Radovan Karadzic Arrested in Serbia
BELGRADE - Former Bosnian Serb leader Radovan Karadzic, a war crimes fugitive and one of the world's most wanted men, was arrested on Monday evening in a sweep by Serbian security forces, the country's president said.
Karadzic has been indicted by the U.N. war crimes tribunal for former Yugoslavia for genocide during the 1992-95 Bosnian war. He has been hiding since 1998.
President Boris Tadic's office said in a statement that Karadzic was arrested "in an action by the Serbian security services."

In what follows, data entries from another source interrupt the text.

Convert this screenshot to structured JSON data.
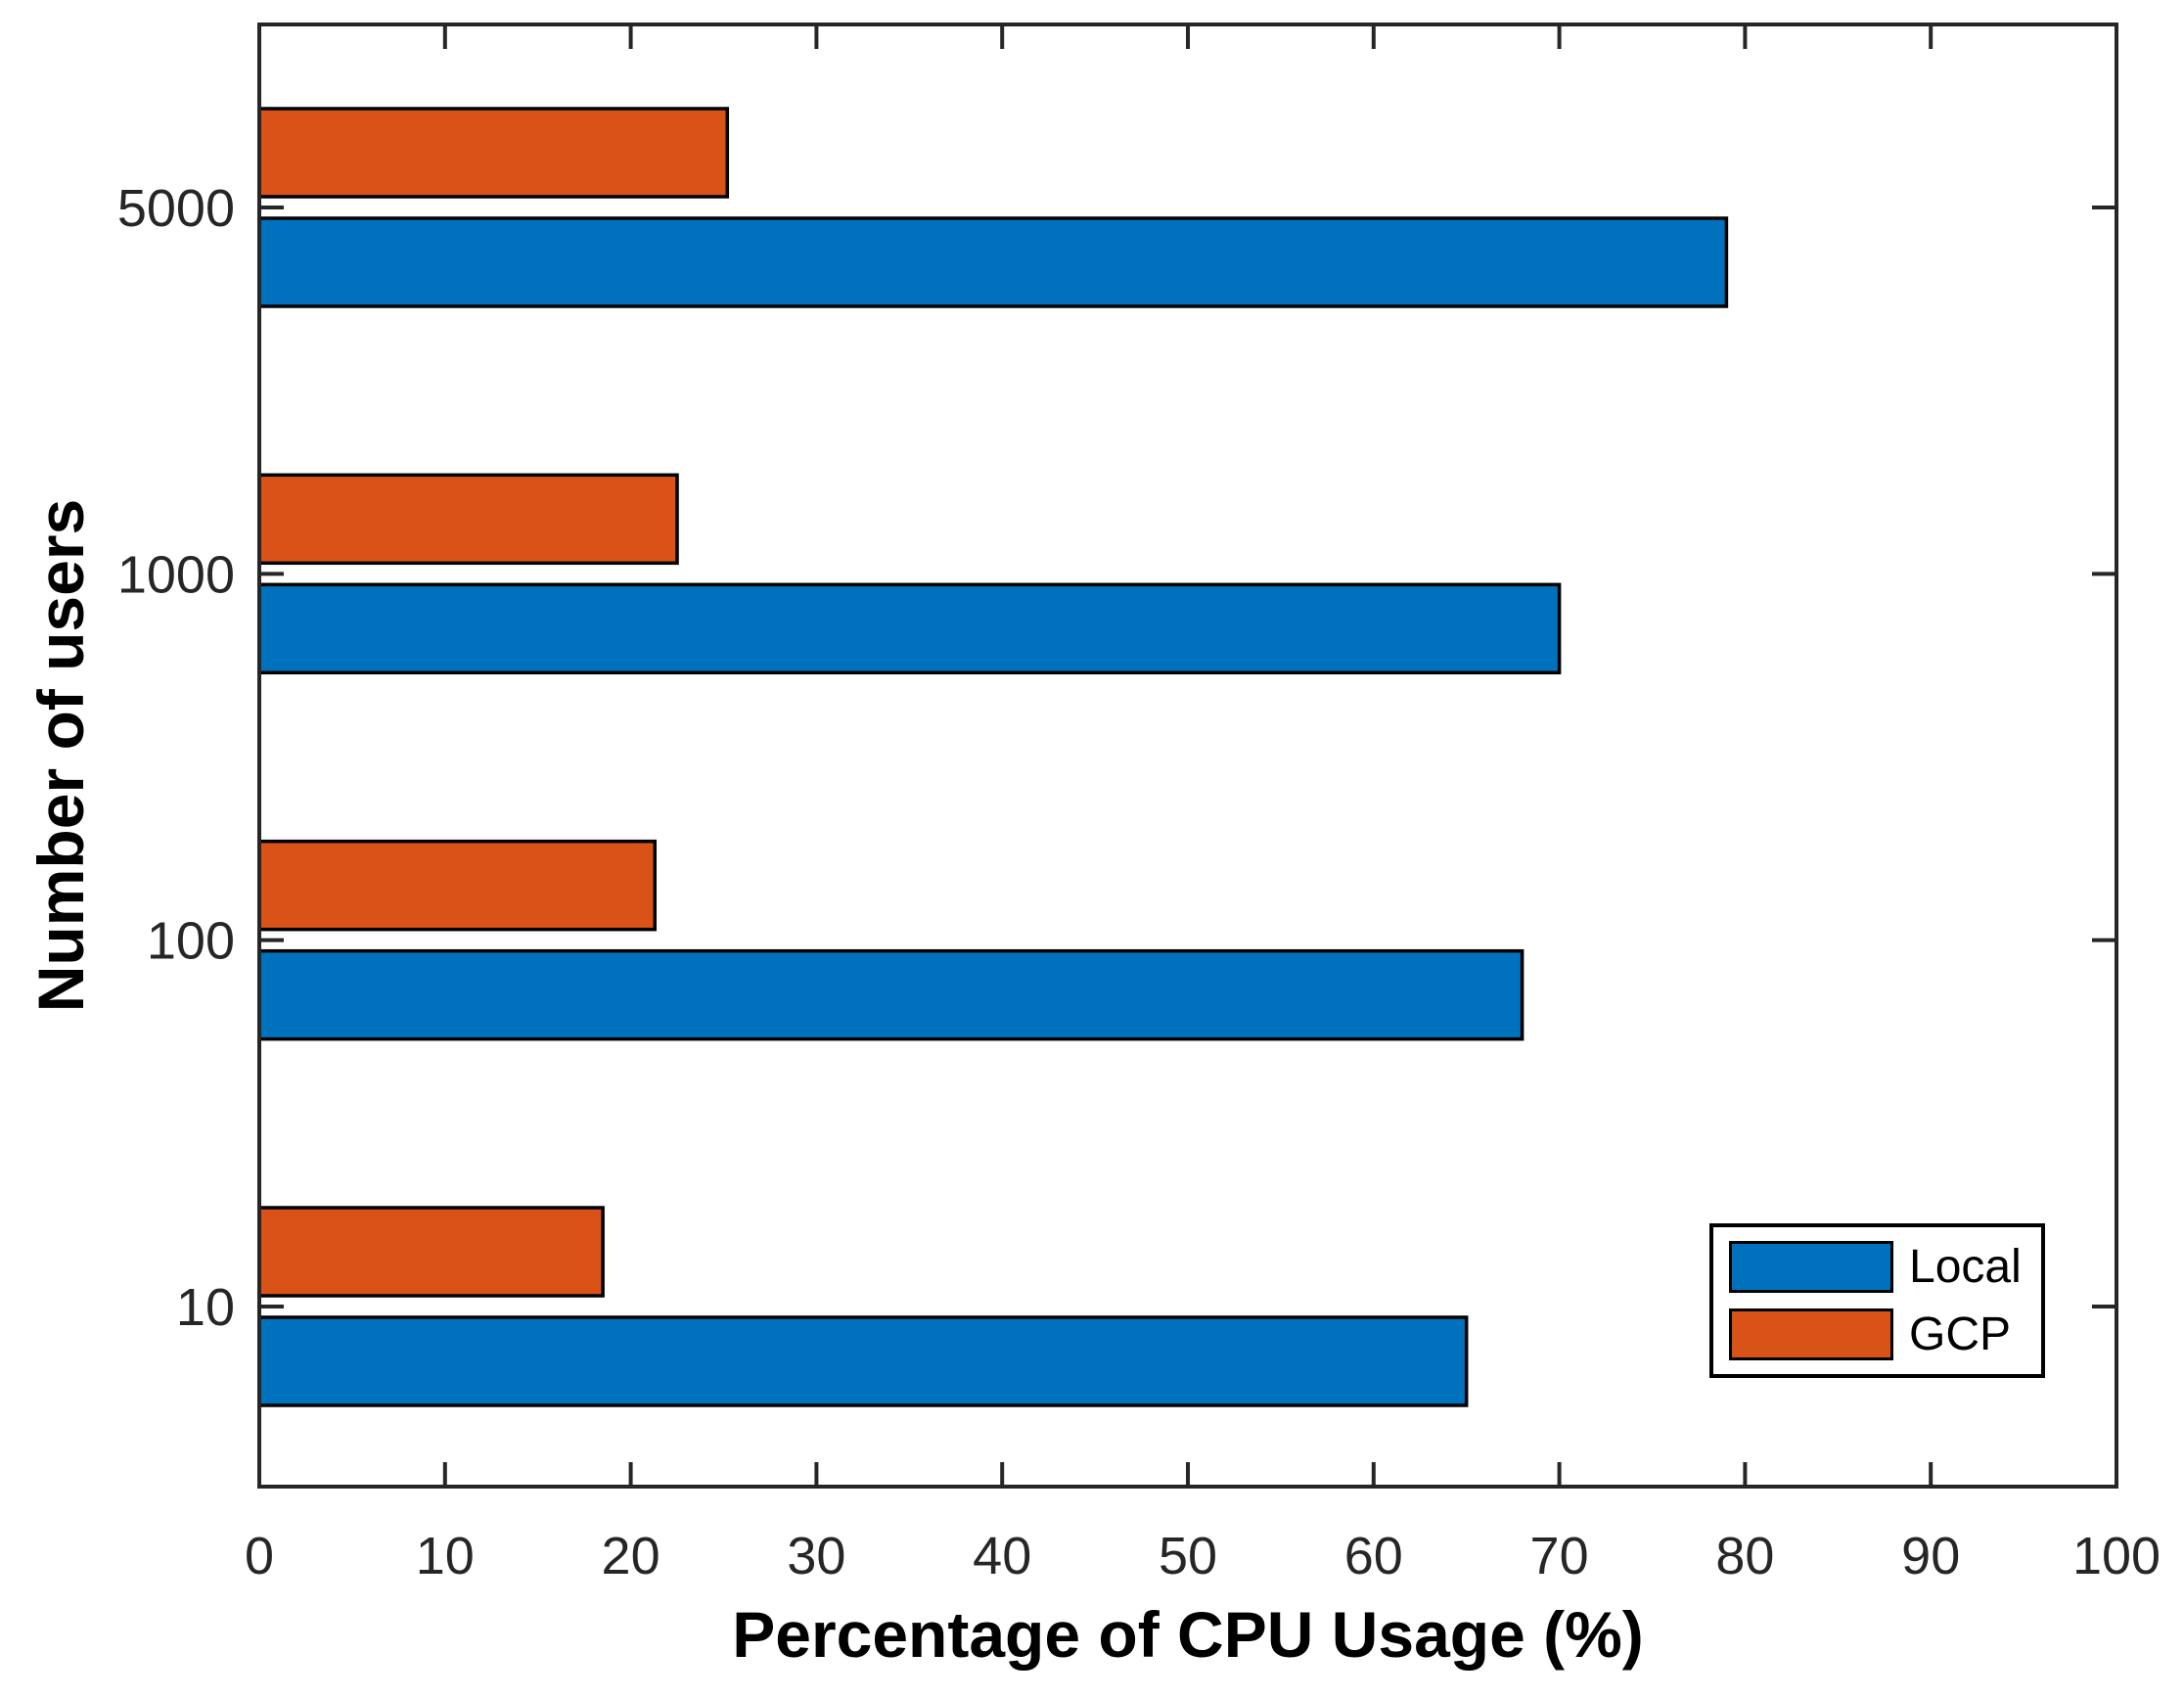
{
  "chart_data": {
    "type": "bar",
    "orientation": "horizontal",
    "title": "",
    "xlabel": "Percentage of CPU Usage (%)",
    "ylabel": "Number of users",
    "categories": [
      "10",
      "100",
      "1000",
      "5000"
    ],
    "series": [
      {
        "name": "Local",
        "color": "#0072BD",
        "values": [
          65,
          68,
          70,
          79
        ]
      },
      {
        "name": "GCP",
        "color": "#D95319",
        "values": [
          18.5,
          21.3,
          22.5,
          25.2
        ]
      }
    ],
    "xlim": [
      0,
      100
    ],
    "x_ticks": [
      0,
      10,
      20,
      30,
      40,
      50,
      60,
      70,
      80,
      90,
      100
    ],
    "grid": false,
    "legend_position": "lower-right",
    "legend_labels": [
      "Local",
      "GCP"
    ],
    "axis_color": "#262626",
    "bar_edge_color": "#000000",
    "background_color": "#ffffff"
  }
}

Karadzic, who was the leader of ethnic Serbs during the war that erupted with Bosnia's secession from Yugoslavia, is accused of masterminding massacres that the U.N. war crimes tribunal described as "scenes from hell, written on the darkest pages of human history."
He had topped the tribunal's most-wanted list for more than a decade and was said to have resorted to elaborate disguises to elude authorities.

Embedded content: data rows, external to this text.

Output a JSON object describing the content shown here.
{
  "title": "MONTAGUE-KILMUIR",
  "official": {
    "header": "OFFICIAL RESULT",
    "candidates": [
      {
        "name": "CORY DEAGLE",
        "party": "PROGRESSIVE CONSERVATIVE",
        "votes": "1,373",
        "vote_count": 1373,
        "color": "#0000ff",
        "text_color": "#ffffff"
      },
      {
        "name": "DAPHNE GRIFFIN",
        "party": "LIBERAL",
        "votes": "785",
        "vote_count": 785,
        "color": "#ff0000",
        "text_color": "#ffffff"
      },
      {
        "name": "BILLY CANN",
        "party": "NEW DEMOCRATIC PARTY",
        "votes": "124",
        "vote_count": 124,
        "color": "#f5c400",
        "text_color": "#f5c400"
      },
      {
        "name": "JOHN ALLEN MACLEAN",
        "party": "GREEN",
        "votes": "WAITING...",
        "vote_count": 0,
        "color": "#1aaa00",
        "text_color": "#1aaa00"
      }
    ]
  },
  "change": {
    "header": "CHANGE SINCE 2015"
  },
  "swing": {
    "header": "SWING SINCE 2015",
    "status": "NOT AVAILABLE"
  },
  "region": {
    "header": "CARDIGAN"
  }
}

Karadzic's reported hide-outs included Serbian Orthodox monasteries and refurbished mountain caves in remote eastern Bosnia. Some newspaper reports said he had at times disguised himself as a priest by shaving off his trademark silver mane and donning a brown cassock.

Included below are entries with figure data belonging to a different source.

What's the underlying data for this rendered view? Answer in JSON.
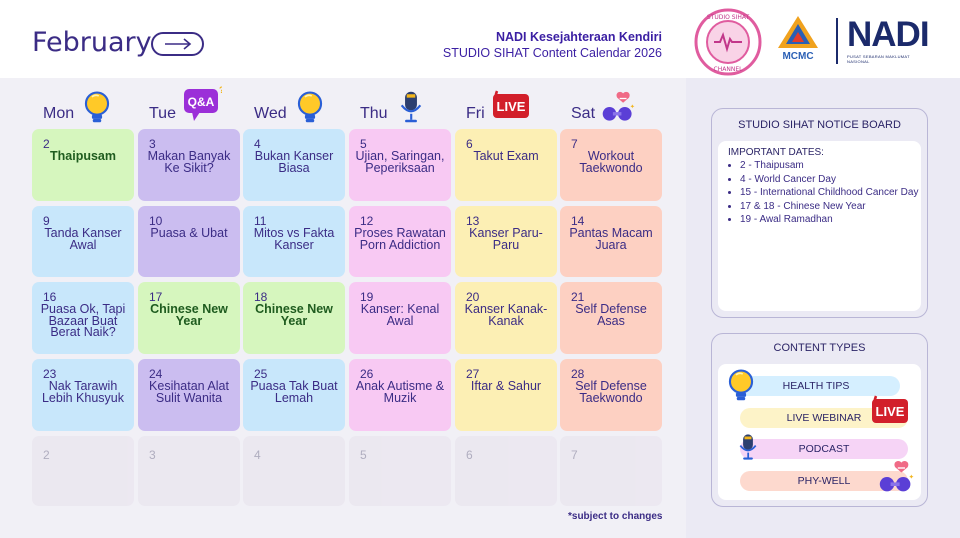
{
  "header": {
    "month": "February",
    "org": "NADI Kesejahteraan Kendiri",
    "subtitle": "STUDIO SIHAT Content Calendar 2026",
    "logos": [
      "STUDIO SIHAT CHANNEL",
      "MCMC",
      "NADI"
    ]
  },
  "days": [
    {
      "name": "Mon",
      "icon": "lightbulb-icon"
    },
    {
      "name": "Tue",
      "icon": "qa-bubble-icon",
      "badge": "Q&A"
    },
    {
      "name": "Wed",
      "icon": "lightbulb-icon"
    },
    {
      "name": "Thu",
      "icon": "microphone-icon"
    },
    {
      "name": "Fri",
      "icon": "live-icon",
      "badge": "LIVE"
    },
    {
      "name": "Sat",
      "icon": "dumbbell-heart-icon"
    }
  ],
  "weeks": [
    [
      {
        "num": "2",
        "label": "Thaipusam",
        "bold": true
      },
      {
        "num": "3",
        "label": "Makan Banyak Ke Sikit?"
      },
      {
        "num": "4",
        "label": "Bukan Kanser Biasa"
      },
      {
        "num": "5",
        "label": "Ujian, Saringan, Peperiksaan"
      },
      {
        "num": "6",
        "label": "Takut Exam"
      },
      {
        "num": "7",
        "label": "Workout Taekwondo"
      }
    ],
    [
      {
        "num": "9",
        "label": "Tanda Kanser Awal"
      },
      {
        "num": "10",
        "label": "Puasa & Ubat"
      },
      {
        "num": "11",
        "label": "Mitos vs Fakta Kanser"
      },
      {
        "num": "12",
        "label": "Proses Rawatan Porn Addiction"
      },
      {
        "num": "13",
        "label": "Kanser Paru-Paru"
      },
      {
        "num": "14",
        "label": "Pantas Macam Juara"
      }
    ],
    [
      {
        "num": "16",
        "label": "Puasa Ok, Tapi Bazaar Buat Berat Naik?"
      },
      {
        "num": "17",
        "label": "Chinese New Year",
        "bold": true
      },
      {
        "num": "18",
        "label": "Chinese New Year",
        "bold": true
      },
      {
        "num": "19",
        "label": "Kanser: Kenal Awal"
      },
      {
        "num": "20",
        "label": "Kanser Kanak-Kanak"
      },
      {
        "num": "21",
        "label": "Self Defense Asas"
      }
    ],
    [
      {
        "num": "23",
        "label": "Nak Tarawih Lebih Khusyuk"
      },
      {
        "num": "24",
        "label": "Kesihatan Alat Sulit Wanita"
      },
      {
        "num": "25",
        "label": "Puasa Tak Buat Lemah"
      },
      {
        "num": "26",
        "label": "Anak Autisme & Muzik"
      },
      {
        "num": "27",
        "label": "Iftar & Sahur"
      },
      {
        "num": "28",
        "label": "Self Defense Taekwondo"
      }
    ],
    [
      {
        "num": "2",
        "label": ""
      },
      {
        "num": "3",
        "label": ""
      },
      {
        "num": "4",
        "label": ""
      },
      {
        "num": "5",
        "label": ""
      },
      {
        "num": "6",
        "label": ""
      },
      {
        "num": "7",
        "label": ""
      }
    ]
  ],
  "note": "*subject to changes",
  "notice_board": {
    "title": "STUDIO SIHAT NOTICE BOARD",
    "heading": "IMPORTANT DATES:",
    "items": [
      "2 - Thaipusam",
      "4 - World Cancer Day",
      "15 - International Childhood Cancer Day",
      "17 & 18 - Chinese New Year",
      "19 - Awal Ramadhan"
    ]
  },
  "content_types": {
    "title": "CONTENT TYPES",
    "items": [
      {
        "label": "HEALTH TIPS",
        "color": "#d5efff",
        "icon": "lightbulb-icon"
      },
      {
        "label": "LIVE WEBINAR",
        "color": "#fdf3c8",
        "icon": "live-icon"
      },
      {
        "label": "PODCAST",
        "color": "#f6d4f6",
        "icon": "microphone-icon"
      },
      {
        "label": "PHY-WELL",
        "color": "#fdd9ce",
        "icon": "dumbbell-heart-icon"
      }
    ]
  },
  "colors": {
    "text": "#3b2c85",
    "mon": "#c8e7fb",
    "tue": "#cbbdf0",
    "wed": "#c8e7fb",
    "thu": "#f8c9f3",
    "fri": "#fcefb4",
    "sat": "#fdd0c2",
    "holiday": "#d6f6be",
    "faded": "#eae6ef"
  }
}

As leader of Bosnia's Serbs, Karadzic hobnobbed with international negotiators and his interviews were top news items during the 3 1/2-year Bosnian war, set off when a government dominated by Slavic Muslims and Croats declared independence from Yugoslavia in 1992.
But his life changed by the time the war ended in late 1995 with an estimated 250,000 people dead and another 1.8 million driven from their homes. He was indicted twice by the U.N. tribunal on genocide charges stemming from his alleged crimes against Bosnia's Muslims and Croats.